L’Organisation mondiale de la santé envisage de vacciner 360.000 enfants entre 2018 et 2020 avec ce vaccin. Le vaccin antipaludique le plus avancé, mais à l’efficacité limitée, va être testé à grande échelle au Kenya, au Ghana et au Malawi, a annoncé en avril l’Organisation mondiale de la santé (OMS), qui ambitionne d’y vacciner au moins 360.000 enfants au total entre 2018 et 2020.

429.000 tués dans le monde à cause du paludisme

L’Afrique est de très loin le continent le plus touché par le paludisme, comptant pour 92% des 429.000 personnes tuées dans le monde en 2015 par cette maladie transmise par des moustiques et également appelée malaria, selon des chiffres de l’OMS. Les enfants de moins de cinq ans représentent plus des deux tiers de ces décès. Mis au point par le géant pharmaceutique britannique GlaxoSmithKline (GSK) en partenariat avec l’ONG Path malaria vaccine initiative, le vaccin Mosquirix (aussi appelé RTS, S/AS01) a été créé pour les enfants en bas âge.

Evaluer l’efficacité du vaccin

Combiné avec des méthodes de diagnostic, traitements et mesures de prévention éprouvées, telles les moustiquaires imprégnées de répulsifs anti-moustiques, « ce vaccin pourrait sauver des dizaines de milliers de vies en Afrique », a déclaré Matshidiso Moeti, directrice Afrique pour l’OMS. Le projet pilote doit notamment permettre d’évaluer l’efficacité du vaccin « dans le contexte d’un usage routinier » ainsi que les éventuels obstacles logistiques. Il s’agira notamment de sensibiliser les parents à un nouveau cycle de vaccination qui ne correspond pas au cycle traditionnel de vaccination des enfants (DTP, rougeole, etc).

Malgré les décades de lutte contre cette maladie à travers de multiples méthodes, la malaria fait encore une moitié de million de victimes par année – 92 pourcent d’eux provenant de l’Afrique. La plupart des décès sont des enfants.
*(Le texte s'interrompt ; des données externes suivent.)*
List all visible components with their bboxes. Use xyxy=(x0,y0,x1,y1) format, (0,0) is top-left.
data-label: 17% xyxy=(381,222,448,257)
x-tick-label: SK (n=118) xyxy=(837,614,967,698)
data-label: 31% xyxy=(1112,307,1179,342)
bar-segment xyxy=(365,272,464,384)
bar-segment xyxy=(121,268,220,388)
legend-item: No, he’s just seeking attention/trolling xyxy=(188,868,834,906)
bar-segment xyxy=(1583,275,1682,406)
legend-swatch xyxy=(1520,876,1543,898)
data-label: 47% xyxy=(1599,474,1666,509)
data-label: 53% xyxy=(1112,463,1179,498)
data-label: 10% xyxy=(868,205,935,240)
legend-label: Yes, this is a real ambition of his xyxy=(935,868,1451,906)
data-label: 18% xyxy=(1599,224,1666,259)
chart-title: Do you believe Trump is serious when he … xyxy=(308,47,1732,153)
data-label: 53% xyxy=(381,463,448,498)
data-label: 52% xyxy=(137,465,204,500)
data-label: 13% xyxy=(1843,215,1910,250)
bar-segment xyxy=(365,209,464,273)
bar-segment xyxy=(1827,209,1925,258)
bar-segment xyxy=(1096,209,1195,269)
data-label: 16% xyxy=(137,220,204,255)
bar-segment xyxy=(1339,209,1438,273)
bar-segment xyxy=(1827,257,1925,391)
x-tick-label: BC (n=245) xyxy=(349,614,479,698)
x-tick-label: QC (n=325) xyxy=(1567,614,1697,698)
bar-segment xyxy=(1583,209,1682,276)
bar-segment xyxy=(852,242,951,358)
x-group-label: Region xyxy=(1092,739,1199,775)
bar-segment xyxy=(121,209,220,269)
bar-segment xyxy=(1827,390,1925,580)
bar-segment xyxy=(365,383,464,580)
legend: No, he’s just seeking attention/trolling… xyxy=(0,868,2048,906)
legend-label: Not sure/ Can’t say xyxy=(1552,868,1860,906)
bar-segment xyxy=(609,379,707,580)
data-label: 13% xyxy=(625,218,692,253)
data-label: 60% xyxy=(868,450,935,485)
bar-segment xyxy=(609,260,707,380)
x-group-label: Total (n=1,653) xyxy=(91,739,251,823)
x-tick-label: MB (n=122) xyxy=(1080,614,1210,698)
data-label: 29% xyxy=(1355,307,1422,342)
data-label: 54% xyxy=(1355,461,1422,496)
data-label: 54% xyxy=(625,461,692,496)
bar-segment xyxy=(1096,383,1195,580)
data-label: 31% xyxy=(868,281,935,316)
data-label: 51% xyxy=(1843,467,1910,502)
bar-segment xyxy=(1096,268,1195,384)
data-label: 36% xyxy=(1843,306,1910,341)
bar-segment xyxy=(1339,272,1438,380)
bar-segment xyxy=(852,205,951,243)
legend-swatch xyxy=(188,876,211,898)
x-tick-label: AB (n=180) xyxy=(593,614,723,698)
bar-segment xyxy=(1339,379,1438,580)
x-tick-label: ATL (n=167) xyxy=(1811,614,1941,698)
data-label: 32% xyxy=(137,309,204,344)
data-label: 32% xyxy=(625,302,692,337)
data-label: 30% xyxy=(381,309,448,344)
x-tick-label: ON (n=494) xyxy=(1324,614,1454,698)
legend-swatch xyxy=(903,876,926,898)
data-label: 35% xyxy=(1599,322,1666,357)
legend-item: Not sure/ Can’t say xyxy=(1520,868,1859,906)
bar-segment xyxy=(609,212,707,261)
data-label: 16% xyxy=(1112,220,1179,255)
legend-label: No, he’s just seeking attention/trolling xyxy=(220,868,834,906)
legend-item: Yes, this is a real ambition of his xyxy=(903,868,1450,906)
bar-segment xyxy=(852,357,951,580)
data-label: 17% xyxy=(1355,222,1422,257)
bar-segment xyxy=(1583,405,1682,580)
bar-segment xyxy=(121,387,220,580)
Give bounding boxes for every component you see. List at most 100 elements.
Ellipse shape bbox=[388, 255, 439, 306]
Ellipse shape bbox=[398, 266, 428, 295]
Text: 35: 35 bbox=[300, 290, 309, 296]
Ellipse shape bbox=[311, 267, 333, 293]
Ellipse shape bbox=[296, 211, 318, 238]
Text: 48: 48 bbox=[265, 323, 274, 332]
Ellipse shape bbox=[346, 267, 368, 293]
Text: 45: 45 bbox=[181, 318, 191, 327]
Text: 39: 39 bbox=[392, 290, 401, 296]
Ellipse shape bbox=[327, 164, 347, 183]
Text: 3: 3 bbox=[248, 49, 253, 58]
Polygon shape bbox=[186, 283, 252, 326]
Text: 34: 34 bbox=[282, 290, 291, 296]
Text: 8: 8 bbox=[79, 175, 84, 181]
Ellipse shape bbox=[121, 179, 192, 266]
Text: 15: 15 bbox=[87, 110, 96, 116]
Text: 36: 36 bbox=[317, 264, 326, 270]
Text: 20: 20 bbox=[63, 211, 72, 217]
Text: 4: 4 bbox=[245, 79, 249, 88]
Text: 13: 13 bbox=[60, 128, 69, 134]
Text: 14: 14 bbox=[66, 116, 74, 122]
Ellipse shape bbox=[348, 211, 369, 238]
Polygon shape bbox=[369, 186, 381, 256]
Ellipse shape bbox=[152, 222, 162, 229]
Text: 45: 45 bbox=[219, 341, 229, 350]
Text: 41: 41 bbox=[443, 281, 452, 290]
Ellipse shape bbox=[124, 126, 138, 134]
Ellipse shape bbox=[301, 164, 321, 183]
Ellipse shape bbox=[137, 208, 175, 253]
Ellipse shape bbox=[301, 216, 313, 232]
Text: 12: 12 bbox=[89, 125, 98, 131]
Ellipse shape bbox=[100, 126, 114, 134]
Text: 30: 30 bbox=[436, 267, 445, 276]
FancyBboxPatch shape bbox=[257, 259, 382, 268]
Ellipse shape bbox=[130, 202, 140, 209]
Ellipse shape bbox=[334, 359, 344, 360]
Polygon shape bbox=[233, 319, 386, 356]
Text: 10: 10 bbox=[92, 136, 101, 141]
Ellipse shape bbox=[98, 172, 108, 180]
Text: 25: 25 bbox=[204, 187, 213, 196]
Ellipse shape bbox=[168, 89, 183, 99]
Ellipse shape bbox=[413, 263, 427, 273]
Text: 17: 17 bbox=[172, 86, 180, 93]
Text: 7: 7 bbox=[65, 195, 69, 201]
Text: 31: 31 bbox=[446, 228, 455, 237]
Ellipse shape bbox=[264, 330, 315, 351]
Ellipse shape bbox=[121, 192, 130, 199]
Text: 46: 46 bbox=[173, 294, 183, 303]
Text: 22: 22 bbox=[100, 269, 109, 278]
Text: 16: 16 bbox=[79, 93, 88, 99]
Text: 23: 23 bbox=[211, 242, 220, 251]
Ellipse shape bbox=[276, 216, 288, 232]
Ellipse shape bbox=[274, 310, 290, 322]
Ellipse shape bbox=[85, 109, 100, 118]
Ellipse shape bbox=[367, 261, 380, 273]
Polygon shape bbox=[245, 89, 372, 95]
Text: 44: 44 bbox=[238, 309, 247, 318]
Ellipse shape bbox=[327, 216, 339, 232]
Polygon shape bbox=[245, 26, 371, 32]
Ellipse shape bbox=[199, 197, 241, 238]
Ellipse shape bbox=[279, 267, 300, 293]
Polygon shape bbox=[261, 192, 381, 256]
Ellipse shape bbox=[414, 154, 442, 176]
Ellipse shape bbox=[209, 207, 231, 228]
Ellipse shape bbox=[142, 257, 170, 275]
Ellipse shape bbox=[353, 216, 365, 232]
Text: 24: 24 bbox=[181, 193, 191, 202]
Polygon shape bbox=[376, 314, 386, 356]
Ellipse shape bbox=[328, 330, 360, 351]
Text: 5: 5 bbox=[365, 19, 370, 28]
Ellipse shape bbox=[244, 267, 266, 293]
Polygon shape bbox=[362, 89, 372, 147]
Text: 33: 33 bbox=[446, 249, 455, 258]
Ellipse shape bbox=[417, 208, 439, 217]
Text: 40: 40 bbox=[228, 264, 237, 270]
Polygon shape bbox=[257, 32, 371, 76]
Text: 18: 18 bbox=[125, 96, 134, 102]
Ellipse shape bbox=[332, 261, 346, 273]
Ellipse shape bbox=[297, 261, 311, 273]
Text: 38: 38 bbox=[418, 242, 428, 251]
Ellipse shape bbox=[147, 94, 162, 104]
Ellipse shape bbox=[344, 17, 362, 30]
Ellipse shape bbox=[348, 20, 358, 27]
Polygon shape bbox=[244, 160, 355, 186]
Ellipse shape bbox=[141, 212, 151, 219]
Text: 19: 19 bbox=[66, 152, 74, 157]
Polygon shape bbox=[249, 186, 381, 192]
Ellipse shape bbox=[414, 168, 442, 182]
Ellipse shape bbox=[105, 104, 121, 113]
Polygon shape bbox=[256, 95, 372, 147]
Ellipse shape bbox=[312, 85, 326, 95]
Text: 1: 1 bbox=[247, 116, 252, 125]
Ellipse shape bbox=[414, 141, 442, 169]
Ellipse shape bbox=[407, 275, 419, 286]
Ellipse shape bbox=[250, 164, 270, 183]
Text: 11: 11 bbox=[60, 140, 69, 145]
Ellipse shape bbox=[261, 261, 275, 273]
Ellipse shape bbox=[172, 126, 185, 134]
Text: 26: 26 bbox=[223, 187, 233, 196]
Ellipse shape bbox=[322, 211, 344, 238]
Le vaccin contre la malaria – nommé RTSS – a été développé en association entre PATH et GlaxoSmithKline, avec des argents de la part de (surprise !) Bill et Melinda Gates Foundation. Même dans des tests de laboratoire strictement surveillés, le vaccin a démontré être beaucoup moins efficace qu’on l’espérait. Administrer ce vaccin effectivement dans l’Afrique sur milles d’enfants – même seulement pour des tests – est un énorme défi. Il est très surprenant qu’un tel program a reçu une autorisation, surtout prenant en considération qu’en 2015 les experts de World Health Organization ont refusé de recommander ce vaccin pour des immunisations.

Le fait de que les avocats de ce vaccin sont tellement avides de précipiter les tests d’un vaccin qui déjà a démontré être inefficace et difficile à administrer du point de vue logistique, donne de bons raisons à croire que ce projet cache une agenda secrète. Il y a de plus en plus de preuves qui suggèrent qu’il y a des réels plans de dépopulation et eugénisme, un tel programme de vaccination étant une des modalités utilisées.

Les gouvernements (surtout les Etats Unis) et les organisations tels qu’United Nations ont faits des expériences secrètes de dépopulation/stérilisation en utilisant des programmes secrets de vaccination. Il y a des cas documentés à propos de ce sujet qui ont eu lieu dans plusieurs pays Africains, mais aussi à l’Inde, Mexique, Nicaragua, les Philippines et d’autres parts.